Some statistics about onions

Non-technical abstract:


We are starting a project to study and quantify hidden services traffic. As part of this project, we are collecting data from just a few volunteer relays which only allow us to see a small portion of hidden service activity (between 2% and 5%). Extrapolating from such a small sample is difficult, and our data are preliminary.

We've been working on methods to improve our calculations, but with our current methodology, we estimate that about 30,000 hidden services announce themselves to the Tor network every day, using about 5 terabytes of data daily. We also found that hidden service traffic is about 3.4% of total Tor traffic, which means that, at least according to our early calculations, 96.6% of Tor traffic is *not* hidden services. We invite people to join us in working to research methodologies and develop systems for better understanding Tor hidden services.

Hello,

Over the past months we've been working on hidden service statistics. Our goal has been to answer the following questions:

  • "Approximately how many hidden services are there?"
  • "Approximately how much traffic of the Tor network is going to hidden services?"

We chose the above two questions because even though we want to understand hidden services, we really don't want to harm the privacy of Tor users. From a privacy perspective, the above two questions are relatively easy questions to answer because we don't need data from clients or the hidden services themselves; we just need data from hidden service directories and rendezvous points. Furthermore, the measurements reported by each relay cannot be linked back to specific hidden services or their clients.

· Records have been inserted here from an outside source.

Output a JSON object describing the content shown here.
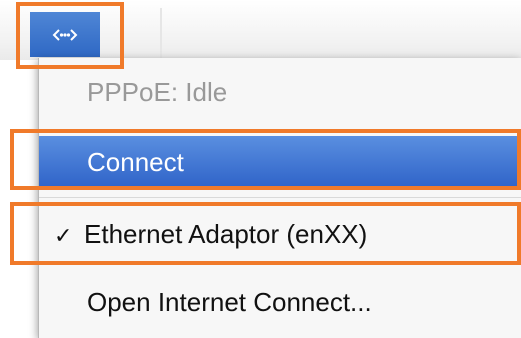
{
  "status_menu": {
    "icon": "network-connection-icon",
    "items": {
      "status": "PPPoE: Idle",
      "connect": "Connect",
      "ethernet": {
        "check": "✓",
        "label": "Ethernet Adaptor (enXX)"
      },
      "open": "Open Internet Connect..."
    }
  },
  "colors": {
    "selection": "#2f63c8",
    "annotation": "#f07a2a",
    "disabled_text": "#999999"
  }
}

Our first move was to research various ways we could collect these statistics in a privacy-preserving manner. After days of discussions on obfuscating statistics, we began writing a Tor proposal with our design, as well as code that implements the proposal. The code has since been reviewed and merged to Tor! The statistics are currently disabled by default so we asked volunteer relay operators to explicitly turn them on. Currently there are about 70 relays publishing measurements to us every 24 hours:

Number of relays reporting stats

So as of now we've been receiving these measurements for over a month, and we have thought a lot about how to best use the reported measurements to derive interesting results. We finally have some preliminary results we would like to share with you:

How many hidden services are there?

All in all, it seems that every day about 30000 hidden services announce themselves to the hidden service directories. Graphically:

Number of hidden services

By counting the number of unique hidden service addresses seen by HSDirs, we can get the approximate number of hidden services. Keep in mind that we can only see between 2% and 5% of the total HSDir space, so the extrapolation is, naturally, messy.

How much traffic do hidden services cause?

Our preliminary results show that hidden services cause somewhere between 400 to 600 Mbit of traffic per second, or equivalently about 4.9 terabytes a day. Here is a graph:

Hidden services traffic volume

We learned this by getting rendezvous points to publish the total number of cells transferred over rendezvous circuits, which allows us to learn the approximate volume of hidden service traffic. Notice that our coverage here is not very good either, with a probability of about 5% that a hidden service circuit will use a relay that reports these statistics as a rendezvous point.

A related statistic here is "How much of the Tor network is actually hidden service usage?". There are two different ways to answer this question, depending on whether we want to understand what clients are doing or what the network is doing. The fraction of hidden-service traffic at Tor clients differs from the fraction at Tor relays because connections to hidden services use 6-hop circuits while connections to the regular Internet use 3-hop circuits. As a result, the fraction of hidden-service traffic entering or leaving Tor is about half of the fraction of hidden-service traffic inside of Tor. Our conclusion is that about 3.4% of client traffic is hidden-service traffic, and 6.1% of traffic seen at a relay is hidden-service traffic.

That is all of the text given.